MGC Pharmaceuticals Ltd (ASX:MXC) (OTCMKTS:MGCLF) has entered into a financing agreement valued at up to A$15 million with US-based strategic investor Mercer Street Global Opportunity Fund LLC to fund its future growth and accelerate production to drive sales in key markets.
The first tranche of A$2.25 million will be provided shortly upon satisfaction of the closing conditions, which includes lodgement of a prospectus, through the issue of 2,475,000 convertible notes with a face value of A$1 each to Mercer Street.
Funds will be used to complete preclinical and clinical trials for ArtemiCTM and CannEpil®, the acquisition of Medicinal Cannabis Clinic and progress to the next phase of the Glioblastoma cancer study.
MGC Pharma also plans to fund cancer treatment research programs in collaboration with RMIT in Australia and to start FDA Pre-Investigational New Drug (IND) registration of ArtemiCTM.
Fast-track commercial activities
Co-founder and managing director Roby Zomer said: “2020 has been an important year for our operational and commercial progress and we have now reached an inflection point in our growth.
“This funding agreement in total is significantly larger than what we envisage being required.
“However, in the near term, it allows us to fast-track commercial activities and multiple preclinical and clinical trials until their completion.
"We are also now able to complete the acquisition of Medicinal Cannabis Clinic which provides us access to large new markets and patients in Australia, currently our largest market and revenue generator.”
Mercer Street has played an active role in supporting and investing in cannabis businesses in North America over the past several years and has been an active investor in ASX-listed companies.
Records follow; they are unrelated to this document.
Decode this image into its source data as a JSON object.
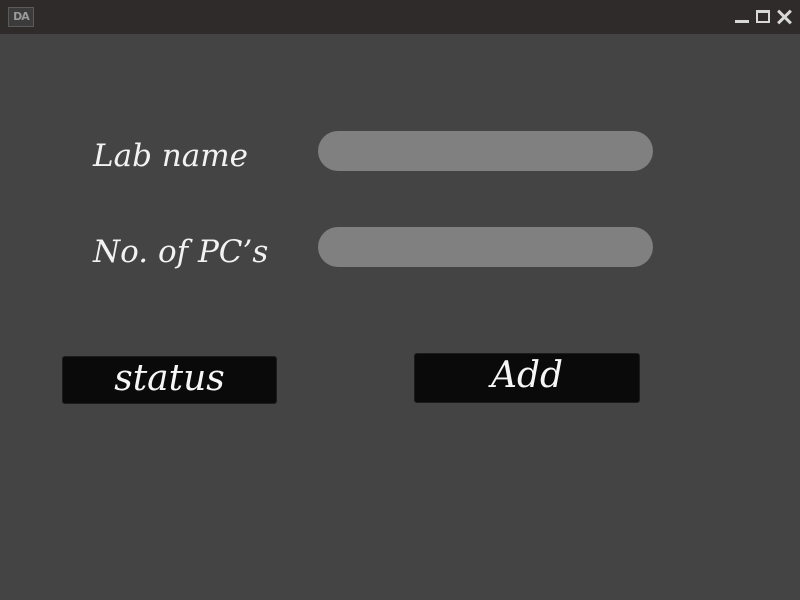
{
  "window": {
    "logo_text": "DA",
    "controls": [
      "minimize-icon",
      "maximize-icon",
      "close-icon"
    ]
  },
  "form": {
    "lab_name_label": "Lab name",
    "lab_name_value": "",
    "pc_count_label": "No. of PC’s",
    "pc_count_value": ""
  },
  "buttons": {
    "status_label": "status",
    "add_label": "Add"
  },
  "colors": {
    "background": "#444444",
    "titlebar": "#2f2b2b",
    "field": "#808080",
    "button": "#0a0a0a",
    "text": "#f2f2f2"
  }
}
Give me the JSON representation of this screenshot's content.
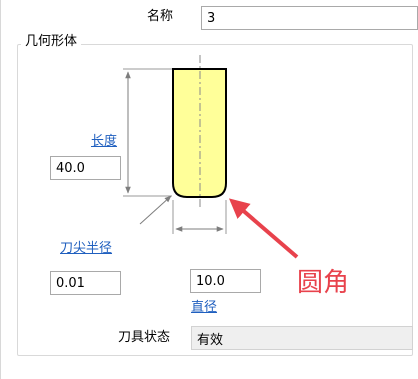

Sales of ArtemiC and phytocannabinoid products
MGC Pharma said the financing would commence in September and will be used to:
➢ Fund production for sales of both ArtemiC and MGC Pharma’s unique phytocannabinoid medicine products into new key markets including Brazil and the UK. This will generate revenues, helping the company achieve its target cash flow break-even in the first half of 2021; and
➢ Complete ongoing clinical trials, including completion of Phase II clinical trial of COVID-19 targeted formulation ArtemiC, acceleration of CannEpil Phase IIb clinical trial and continue with Glioblastoma brain cancer research.
The company will shortly issue the 2.475 million convertible notes under a prospectus.
MGC Pharma will also issue 9.375 million fully paid ordinary shares in consideration for the provision of the funding (commencement shares).
Any conversion within two months of the issue of the Tranche 1 notes will have a conversion price of A$0.024.
After this, the conversion price will be the lower of A$0.02 or 92% of the lowest daily VWAP, selected by Mercer over the 10 trading days on which the company’s shares are traded on the ASX immediately prior to the issue of the conversion notice, subject to the conversion price not being less than A$0.018.
The issue of the Tranche 1 notes and commencement shares will be made through the company’s existing ASX Listing Rule 7.1 placement capacity.
Subsequent tranches under the facility may be subject to shareholder approval if sufficient placement capacity is not available.
The parties may agree to the provision of additional funding from Mercer of between A$500,000 and A$12.75 million within 18 months from the execution of the agreement, subject to the discretion of both parties and the company having sufficient capacity under Chapter 7 of the Listing Rules to issue the convertible notes or shareholder approval being obtained.
The conversion price for additional notes will be the lower of A$0.035 or 92% of the lowest daily VWAP of the company’s shares selected by Mercer over the 10 trading days on which the company’s shares are traded on the ASX immediately prior to the issue of the conversion notice, subject to the conversion price being no less than A$0.018.
In consideration for any additional funding, MGC Pharma will issue Mercer the number of convertible notes (with a face value of A$1.00 each), which is equal to 110% of the amount of the additional funding.
Repayment of the face value of the convertible notes is secured by a first ranking general security deed.
Provided Mercer has not issued a conversion notice and the company is in compliance with the agreement, MGC Pharma may choose to repurchase all of the outstanding convertible notes on issue at any time, for a 3% premium to the face value of the convertible notes, subject to Mercer having the right to convert 30% of the amount sought to be re-purchased into shares in the company.